Mr Iddrisu, who is the National Democratic Congress (NDC) Member of Parliament (MP) for Tamale South, said every country had an icon and indicated that Dr Nkrumah was Ghana’s icon and must be recognised as such.
He said even the BBC had recognised Dr Nkrumah as the African of the Millennium while his statue had been mounted at the African Union (AU) Headquarters in Ethiopia.
Therefore, he said, any attempt to change the founder’s status of Dr Nkrumah to have a founders’ day celebration was an attempt to “deny him the due reverence.”
Mr Iddrisu said anytime there was a change in leadership in the country, that historical anomaly would be corrected and indicated that the frequent changes would not do any good to the country’s image.
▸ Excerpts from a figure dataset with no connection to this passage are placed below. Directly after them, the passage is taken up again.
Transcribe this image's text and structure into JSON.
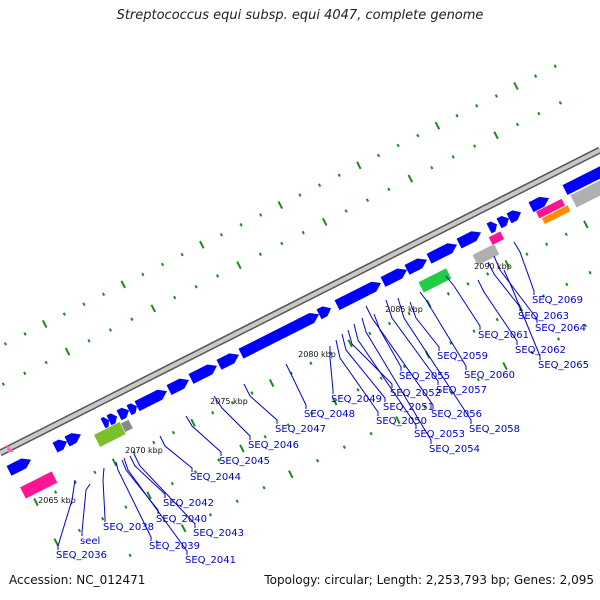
{
  "title": "Streptococcus equi subsp. equi 4047, complete genome",
  "footer": {
    "accession": "Accession: NC_012471",
    "summary": "Topology: circular; Length: 2,253,793 bp; Genes: 2,095"
  },
  "colors": {
    "backbone": "#909090",
    "cds": "#0000ff",
    "trna": "#ff1493",
    "rrna": "#7bbf2a",
    "other_rna": "#22cc44",
    "misc": "#b0b0b0",
    "repeat": "#ff8c00",
    "gc_skew": "#1a8c1a",
    "label": "#0000cc"
  },
  "scale_labels": [
    "2065 kbp",
    "2070 kbp",
    "2075 kbp",
    "2080 kbp",
    "2085 kbp",
    "2090 kbp"
  ],
  "genes": [
    "SEQ_2036",
    "seel",
    "SEQ_2038",
    "SEQ_2039",
    "SEQ_2040",
    "SEQ_2041",
    "SEQ_2042",
    "SEQ_2043",
    "SEQ_2044",
    "SEQ_2045",
    "SEQ_2046",
    "SEQ_2047",
    "SEQ_2048",
    "SEQ_2049",
    "SEQ_2050",
    "SEQ_2051",
    "SEQ_2052",
    "SEQ_2053",
    "SEQ_2054",
    "SEQ_2055",
    "SEQ_2056",
    "SEQ_2057",
    "SEQ_2058",
    "SEQ_2059",
    "SEQ_2060",
    "SEQ_2061",
    "SEQ_2062",
    "SEQ_2063",
    "SEQ_2064",
    "SEQ_2065",
    "SEQ_2069"
  ]
}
He also faulted the government’s decision to celebrate January 7 as a holiday, and indicated that the President and MPs were sworn in on January 7.
He said some people might raise a constitutional matter as to why the President would take an oath on a holiday.
The NDC MP for Builsa North and Ranking Member on the Defence and Interior Committee, Mr James Agalga, and the NDC MP for Sagnarigu and Ranking on Communications Committee, Alhaji Bashir Fuseini Alhassan, argued that Dr Nkrumah’s contribution to Ghana’s independence and African struggle was monumental.
Therefore, they said any attempt to change the narrative of his contribution would not succeed.
But the Majority members led by their leader, Mr Osei Kyei-Mensah-Bonsu, argued that Dr Nkrumah could not be sole founding father of Ghana since there were other prominent Ghanaians who played key roles in the independence struggle.
They said even before Dr Nkrumah was invited by the United Gold Coast Convention (UGCC), there were some founding pillars of UGCC who had started the independence struggle.
The debate and subsequent walkout followed a motion for a second reading of and presentation of the report of the Committee on Defense and Interior on the Public Holiday (Amendmendment) Bill.
After the walkout, the Majority side stayed through to take the bill through a second reading. It will now go through the consideration stage before it is read a third time and passed.